A massive new agreement announced on Tuesday local time shows that Meta will use millions of Nvidia chips in its artificial intelligence data center, including Nvidia's new independent CPUs and next-generation Vera Rubin systems. Meta CEO Mark Zuckerberg said in a statement that this expanded cooperation will continue to advance the company's goal of "providing personal superintelligence to everyone in the world," a vision formally proposed in July last year.

Financial terms of the agreement were not disclosed.
In January this year, Meta announced that AI-related investment in 2026 will reach a maximum of $135 billion. Ben Bajarin, a chip industry analyst at Creative Strategy Consulting, said: "The size of this agreement is undoubtedly in the tens of billions of dollars, and it is expected that a considerable part of Meta's capital expenditure will be invested in this construction cooperation with Nvidia."
This is not the first time that the two parties have collaborated, as Meta has been using Nvidia GPUs for at least a decade, but the agreement marks a significant broadening of the scope of technology cooperation between the two Silicon Valley giants.
Independent CPUs are the biggest highlight of this cooperation: Meta will be the first company to deploy NVIDIA Grace CPUs as independent chips in data centers, rather than integrating them with GPUs for use in servers. Nvidia says this is the first large-scale independent deployment of Grace CPU.
Bajarin said: "These chips are designed for running inference tasks and agent tasks as supporting components of the Grace Blackwell/Vera Rubin cabinet. Meta's large-scale adoption of this move confirms Nvidia's full-stack layout strategy on both CPU and GPU infrastructure."

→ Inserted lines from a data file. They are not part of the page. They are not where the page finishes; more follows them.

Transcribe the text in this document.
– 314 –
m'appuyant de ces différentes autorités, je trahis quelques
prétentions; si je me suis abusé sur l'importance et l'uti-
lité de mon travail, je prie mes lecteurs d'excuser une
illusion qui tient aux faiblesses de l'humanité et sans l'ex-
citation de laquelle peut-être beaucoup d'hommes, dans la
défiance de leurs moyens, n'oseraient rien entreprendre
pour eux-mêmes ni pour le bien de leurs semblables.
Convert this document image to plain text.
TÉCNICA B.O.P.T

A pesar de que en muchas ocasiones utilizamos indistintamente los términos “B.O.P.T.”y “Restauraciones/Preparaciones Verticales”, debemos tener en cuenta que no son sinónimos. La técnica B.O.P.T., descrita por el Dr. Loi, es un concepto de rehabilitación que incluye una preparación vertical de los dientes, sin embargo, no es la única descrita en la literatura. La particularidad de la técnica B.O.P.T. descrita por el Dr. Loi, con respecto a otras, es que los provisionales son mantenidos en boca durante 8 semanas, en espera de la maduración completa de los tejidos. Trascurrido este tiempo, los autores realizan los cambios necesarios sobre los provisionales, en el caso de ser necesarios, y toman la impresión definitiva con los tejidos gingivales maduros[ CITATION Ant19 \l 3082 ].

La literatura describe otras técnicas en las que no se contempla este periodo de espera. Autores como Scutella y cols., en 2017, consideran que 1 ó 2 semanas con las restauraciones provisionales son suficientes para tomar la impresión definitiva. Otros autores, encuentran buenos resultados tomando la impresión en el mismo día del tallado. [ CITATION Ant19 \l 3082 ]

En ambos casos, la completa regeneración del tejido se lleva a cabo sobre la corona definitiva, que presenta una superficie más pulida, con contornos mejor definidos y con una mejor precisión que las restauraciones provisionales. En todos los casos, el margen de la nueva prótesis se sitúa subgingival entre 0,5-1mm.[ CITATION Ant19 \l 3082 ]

The next generation Vera CPU is scheduled to be deployed by Meta in 2027.
The multi-year agreement is part of Meta's overall plan: the company has committed to investing $600 billion in data centers and supporting infrastructure in the United States by 2028.
Meta plans to build 30 data centers, 26 of which will be located in the United States. Two of the largest AI data centers are currently under construction: the 1-gigawatt Prometheus project in New Albany, Ohio, and the 5-gigawatt Hyperion project in Richland Parish, Louisiana.
The agreement also includes NVIDIA networking technology Spectrum-X Ethernet switches for high-speed GPU interconnect in large-scale AI data centers. Meta will also use Nvidia’s security capabilities to support WhatsApp’s AI capabilities.
The social media giant is not solely dependent on the leading chip manufacturer. In November last year, there were reports that Meta was considering using Google's Tensor Processing Unit (TPU) in data centers in 2027. Nvidia's stock price fell 4% that day as soon as the news came out.
Meta also develops its own chips and uses AMD products. In October last year, AMD reached a major cooperation with OpenAI. AI giants are looking for second supply channels when Nvidia's supply is tight.
Nvidia's current Blackwell GPU has been out of stock for several months, and its next-generation Rubin GPU has just recently entered mass production. Through this agreement, Meta has locked in sufficient supply.
NVIDIA and Meta engineering teams will conduct in-depth joint design to optimize and accelerate cutting-edge AI model training and inference for Meta.
Meta is developing a new cutting-edge large model, codenamed Avocado, as a successor to its Llama series of AI technologies. According to previous reports, the latest version released last spring failed to satisfy developers.
Meta's stock price has been volatile in recent months, and its AI strategy has particularly confused Wall Street.
In October last year, after Meta announced its ambitious AI investment plan, its stock price suffered its largest one-day drop in three years; in January this year, after the company issued revenue guidance that exceeded expectations, its stock price rose 10% in a single day.